Fiji Coup Supplement
29 July 2000
FIJI: the new order
by Ross Nepia Himona
Finally, and in their own time, the military has rounded up the leaders of the revolution, including the military people who defected. And a new government has been installed.
Laisenia Qarase, the new Prime Minister, is a conservative banker, reported to be a Freemason, connected to high-ranking Freemason, Ratu Sir Kamisese Mara, the former president. Qarase, as Prime Minister of an interim three year government, is also likely to have only an interim career at the centre of political power.
The Deputy PM is Brigadier General (retired) Ratu Epeli Nailatikau, who is also quite conservative, and a son-in-law of Ratu Mara. He is a high chief in his own right, descended from the great Ratu Seru Cakobau who ceded Fiji to Britain. His late father, Ratu Edward Cakobau, was a much loved former commander of the Fijian Battalion, and a former Deputy PM.
Ratu Epeli served on active service on secondment to 1st Bn RNZIR in Borneo in 1966, during Konfrontasi, the Indonesian attempt to divert attention from its own internal conflicts by destabilising the new federation of Malaysia. Ratu Epeli rose to command the Royal Fijian Military Forces, and was displaced by Lieutenant Colonel Sitiveni Rabuka in 1987. He then served for a long time as High Commissioner to the UK, and later as Permanent Secretary for Foreign Affairs. In 1998 Rabuka appointed him roving ambassador to the whole of the Pacific, where his (and his wife's) chiefly kinship ties to many of the leading families of other Pacific nations were invaluable. When Chaudhry came to power he was dismissed.

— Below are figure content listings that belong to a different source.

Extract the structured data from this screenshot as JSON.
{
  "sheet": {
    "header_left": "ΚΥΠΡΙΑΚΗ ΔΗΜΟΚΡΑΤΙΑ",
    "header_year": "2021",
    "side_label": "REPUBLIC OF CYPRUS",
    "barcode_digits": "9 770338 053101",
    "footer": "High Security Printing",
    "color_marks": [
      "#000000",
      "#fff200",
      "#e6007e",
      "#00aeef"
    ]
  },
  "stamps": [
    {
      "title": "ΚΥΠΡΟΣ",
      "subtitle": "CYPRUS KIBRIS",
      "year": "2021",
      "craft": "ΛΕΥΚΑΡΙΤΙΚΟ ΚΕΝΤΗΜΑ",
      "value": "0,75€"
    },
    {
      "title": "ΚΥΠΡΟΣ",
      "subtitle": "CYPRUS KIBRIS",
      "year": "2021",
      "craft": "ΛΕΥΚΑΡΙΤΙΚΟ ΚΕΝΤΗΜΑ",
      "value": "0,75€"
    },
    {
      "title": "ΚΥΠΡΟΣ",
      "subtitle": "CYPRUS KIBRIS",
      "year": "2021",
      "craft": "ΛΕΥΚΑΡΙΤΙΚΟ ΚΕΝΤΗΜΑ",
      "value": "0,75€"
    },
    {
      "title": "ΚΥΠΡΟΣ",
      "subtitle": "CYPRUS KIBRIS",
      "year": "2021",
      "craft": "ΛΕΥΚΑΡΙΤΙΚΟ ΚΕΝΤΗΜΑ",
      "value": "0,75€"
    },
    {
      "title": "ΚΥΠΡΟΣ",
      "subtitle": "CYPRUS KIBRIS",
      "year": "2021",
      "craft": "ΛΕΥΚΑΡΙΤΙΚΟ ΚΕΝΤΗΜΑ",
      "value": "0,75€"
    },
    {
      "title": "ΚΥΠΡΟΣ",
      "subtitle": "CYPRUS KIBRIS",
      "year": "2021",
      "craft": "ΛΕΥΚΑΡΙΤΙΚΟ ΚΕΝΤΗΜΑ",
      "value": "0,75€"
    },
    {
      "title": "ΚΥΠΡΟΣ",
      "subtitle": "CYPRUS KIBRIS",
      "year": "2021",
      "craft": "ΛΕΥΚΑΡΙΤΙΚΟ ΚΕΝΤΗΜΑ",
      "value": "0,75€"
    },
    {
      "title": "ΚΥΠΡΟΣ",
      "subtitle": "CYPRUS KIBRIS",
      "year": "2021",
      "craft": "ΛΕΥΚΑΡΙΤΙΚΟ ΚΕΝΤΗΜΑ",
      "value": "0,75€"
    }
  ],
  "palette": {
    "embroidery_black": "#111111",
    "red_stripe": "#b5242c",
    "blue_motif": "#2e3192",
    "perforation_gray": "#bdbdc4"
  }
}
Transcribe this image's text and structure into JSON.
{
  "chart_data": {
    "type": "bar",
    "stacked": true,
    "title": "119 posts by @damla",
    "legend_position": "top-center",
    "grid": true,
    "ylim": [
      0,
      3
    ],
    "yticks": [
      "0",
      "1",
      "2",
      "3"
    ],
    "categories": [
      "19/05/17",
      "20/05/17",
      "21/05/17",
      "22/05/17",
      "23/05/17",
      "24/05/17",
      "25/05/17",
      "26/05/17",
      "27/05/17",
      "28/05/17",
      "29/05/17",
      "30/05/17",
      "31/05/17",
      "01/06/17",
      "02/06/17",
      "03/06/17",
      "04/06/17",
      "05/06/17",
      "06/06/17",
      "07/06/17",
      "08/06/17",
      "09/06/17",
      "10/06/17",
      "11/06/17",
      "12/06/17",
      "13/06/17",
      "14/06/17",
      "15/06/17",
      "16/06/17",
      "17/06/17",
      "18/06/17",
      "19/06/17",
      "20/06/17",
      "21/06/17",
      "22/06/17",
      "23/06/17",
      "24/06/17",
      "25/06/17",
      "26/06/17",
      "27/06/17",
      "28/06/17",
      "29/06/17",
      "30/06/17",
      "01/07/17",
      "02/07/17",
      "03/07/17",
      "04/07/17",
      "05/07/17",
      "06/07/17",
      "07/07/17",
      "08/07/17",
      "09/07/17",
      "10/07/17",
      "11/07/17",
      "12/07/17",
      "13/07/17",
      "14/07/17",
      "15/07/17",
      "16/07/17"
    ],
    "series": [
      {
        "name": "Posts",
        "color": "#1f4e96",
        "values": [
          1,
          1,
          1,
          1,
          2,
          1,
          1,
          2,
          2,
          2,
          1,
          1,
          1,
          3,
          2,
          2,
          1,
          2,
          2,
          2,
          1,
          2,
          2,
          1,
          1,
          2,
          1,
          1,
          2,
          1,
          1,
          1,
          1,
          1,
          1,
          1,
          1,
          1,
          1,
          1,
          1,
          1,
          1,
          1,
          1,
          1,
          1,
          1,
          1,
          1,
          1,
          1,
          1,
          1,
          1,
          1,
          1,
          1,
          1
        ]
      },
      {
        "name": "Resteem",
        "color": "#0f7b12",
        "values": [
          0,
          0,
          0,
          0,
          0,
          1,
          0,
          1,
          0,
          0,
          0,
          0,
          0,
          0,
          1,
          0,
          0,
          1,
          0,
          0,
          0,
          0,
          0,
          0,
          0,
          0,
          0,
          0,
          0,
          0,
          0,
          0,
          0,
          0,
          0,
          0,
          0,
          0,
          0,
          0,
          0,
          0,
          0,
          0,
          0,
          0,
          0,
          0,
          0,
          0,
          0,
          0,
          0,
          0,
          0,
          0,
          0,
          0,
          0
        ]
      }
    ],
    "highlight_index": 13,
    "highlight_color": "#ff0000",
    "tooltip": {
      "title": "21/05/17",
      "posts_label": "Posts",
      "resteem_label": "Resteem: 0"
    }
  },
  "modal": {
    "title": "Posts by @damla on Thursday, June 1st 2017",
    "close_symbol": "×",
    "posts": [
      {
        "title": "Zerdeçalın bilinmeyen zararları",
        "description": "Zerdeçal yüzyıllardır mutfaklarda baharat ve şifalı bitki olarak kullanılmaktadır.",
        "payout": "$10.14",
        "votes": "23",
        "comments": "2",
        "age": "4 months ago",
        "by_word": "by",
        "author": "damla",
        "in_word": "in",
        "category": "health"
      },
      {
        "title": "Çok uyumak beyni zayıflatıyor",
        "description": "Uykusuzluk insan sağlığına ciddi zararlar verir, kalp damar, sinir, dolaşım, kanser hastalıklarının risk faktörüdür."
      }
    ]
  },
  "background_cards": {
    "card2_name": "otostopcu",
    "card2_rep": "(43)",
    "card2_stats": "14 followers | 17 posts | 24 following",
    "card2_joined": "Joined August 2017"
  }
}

Ratu Epeli Nailatikau's younger brother Ratu Tuakitau Cokanauto is also in the cabinet, and is an important figure as well in the new order.
Ratu Epeli Nailatikau was himself a member of the Military Council that ruled in the weeks after martial law was declared, as was Brigadier General (retired) Ratu Epeli Ganilau.
Ganilau is another son-in-law of Ratu Mara, a former commander of the FMF, and the son of former Deputy PM, and former Governor General, the late Ratu Sir Penaia Ganilau. We will hear more of him in the future.
What we are seeing at the moment in Fiji is a re-assertion of chiefly control of political power, with the military and political elites working closely together.
Ratu Epeli Nailatikau is moving to assert his chiefly authority over the many chiefs of the Bau Confederacy, and has called a gathering of all those chiefs to elect and install a new Vunivalu, or paramount chief. The position has been vacant for some years since the death of his uncle, Ratu Sir George Cakobau, another previous Governor General.
If Ratu Epeli Nailatikau is elevated to that high status, then he will become the centre of political power in Fiji for many years to come, and a stabilising influence. There are however four other eligible male candidates for Vunivalu, including Ratu Epeli's younger brother, Ratu Tauakitau, and whoever is chosen will become that powerful stabilising influence.
Notwithstanding that, the whole Qarase government is committed to the paramountcy of indigenous Fijians in their own country, but mindful of their need to treat fairly with the Indo-Fijians. Their immediate tasks however are to remove the causes of Fijian revolutionary fervour, to promote national reconciliation, and to start the economic recovery.
Major General (retired) Sitiveni Rabuka will likely remain a key figure for some years to come, both as the present chairman of the Great Council of Chiefs, and in other roles in the future.
We should also watch the career of Lieutenant Colonel Phillip Tarakinikini. He is a graduate of the Royal Military Academy at Sandhurst, and of the British Staff College at Camberley. He served as a junior officer in the Meridian Squadron. Ironically he was trained by coup leader Ilisoni Ligairi, and was named by George Speight as the new Commander of the Military. Tarakinikini also served as commander of the Fijian battalion in the Lebanon, and as a UN military observer during the Russian withrawal from Afghanistan.
He has as much experience, and is as capable as any officer of similar rank in any army. He is also highly intelligent. Although not of chiefly status himself, he is highly respected by his chiefs and people, who often seek his advice.
There is a new national leadership being prepared in Fiji, and these will be some of the key players who will fill the political vacuum left by the generation represented by Ratu Sir Kamisese Mara, the late Ratu Sir Penaia Ganilau, and the late Ratu Sir George Cakobau.